After Mary Cain alleged physical and emotional abuse during her time working with coach Alberto Salazar at the Nike Oregon Project, Salazar and Nike released statements saying Cain had not raised such issues before and was even interested in returning earlier this year.
Cain responded, acknowledging that she had still believed she could improve her relationship with Salazar.
Nike stressed that Cain’s allegations were new and the company pledged to delve further into them.
“These are deeply troubling allegations which have not been raised by Mary or her parents before,” Nike said in a statement. “Mary was seeking to rejoin the Oregon Project and Alberto’s team as recently as April of this year and had not raised these concerns as part of that process. We take the allegations extremely seriously and will launch an immediate investigation to hear from former Oregon Project athletes. At Nike we seek to always put the athlete at the center of everything we do, and these allegations are completely inconsistent with our values.”
Salazar, in a statement to The Oregonian, said Cain’s father, a medical doctor, had been continually informed on Cain’s health regimens. He also reiterated his claim that, despite his four-year ban by the U.S. Anti-Doping Agency, he has never asked an athlete to take a banned substance.
Cain said she did indeed think she could find a way back to her old team and was in contact with Salazar. But contact between Cain and Salazar diminished, she said, and the USADA suspension of the coach helped her find her voice.
“No more wanting them to like me,” Cain said. “No more needing their approval. I could finally look at the facts, read others stories, and face: THIS SYSTEM WAS NOT OK.”
Last night, Cain described her growing willingness to share her story in an NBC Nightly News interview.
“I couldn’t have sat in front of a camera and told my story, and told it with power, before today,” she said.
Once the fastest girl in the U.S., Mary Cain is speaking out about the abusive training on Nike’s elite team.

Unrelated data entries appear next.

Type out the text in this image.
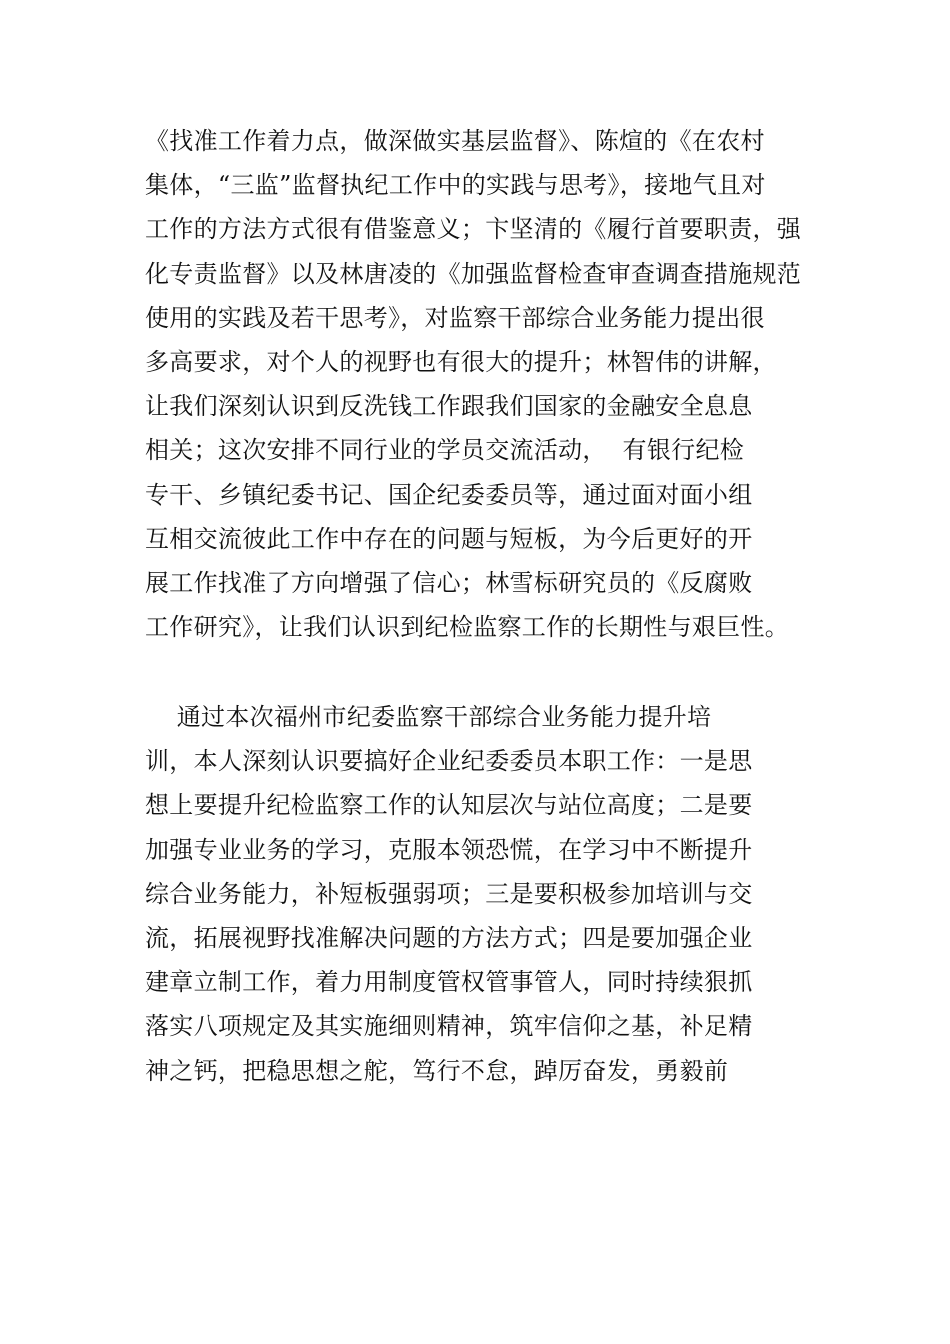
《找准工作着力点，做深做实基层监督》、陈煊的《在农村
集体，“三监”监督执纪工作中的实践与思考》，接地气且对
工作的方法方式很有借鉴意义；卞坚清的《履行首要职责，强
化专责监督》以及林唐凌的《加强监督检查审查调查措施规范
使用的实践及若干思考》，对监察干部综合业务能力提出很
多高要求，对个人的视野也有很大的提升；林智伟的讲解，
让我们深刻认识到反洗钱工作跟我们国家的金融安全息息
相关；这次安排不同行业的学员交流活动，  有银行纪检
专干、乡镇纪委书记、国企纪委委员等，通过面对面小组
互相交流彼此工作中存在的问题与短板，为今后更好的开
展工作找准了方向增强了信心；林雪标研究员的《反腐败
工作研究》，让我们认识到纪检监察工作的长期性与艰巨性。
通过本次福州市纪委监察干部综合业务能力提升培
训，本人深刻认识要搞好企业纪委委员本职工作：一是思
想上要提升纪检监察工作的认知层次与站位高度；二是要
加强专业业务的学习，克服本领恐慌，在学习中不断提升
综合业务能力，补短板强弱项；三是要积极参加培训与交
流，拓展视野找准解决问题的方法方式；四是要加强企业
建章立制工作，着力用制度管权管事管人，同时持续狠抓
落实八项规定及其实施细则精神，筑牢信仰之基，补足精
神之钙，把稳思想之舵，笃行不怠，踔厉奋发，勇毅前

— NBC Nightly News with Lester Holt (@NBCNightlyNews) November 7, 2019
Tonight on @NBCNightlyNews: she tells @RehemaEllis it took “redeveloping a new self-worth” in order to finally share her story. pic.twitter.com/wLawUOXmrM
Cain also spoke again with The New York Times, where she gave her initial statement, and described her conflicted emotions of “wanting to be free from him and wanting to go back to the way things used to be.”
Several athletes once associated with Nike and Salazar have either corroborated the treatment Cain described or said they experienced it themselves.
Some of the athletes speaking publicly on Cain’s behalf were also whistle-blowers who had spoken about Salazar and doping issues over the years, facing what they described as personal and professional setbacks as a result of their testimony.
Salazar has pledged to appeal his suspension to the Court of Arbitration for Sport. The case is not yet on the organization’s list of upcoming hearings.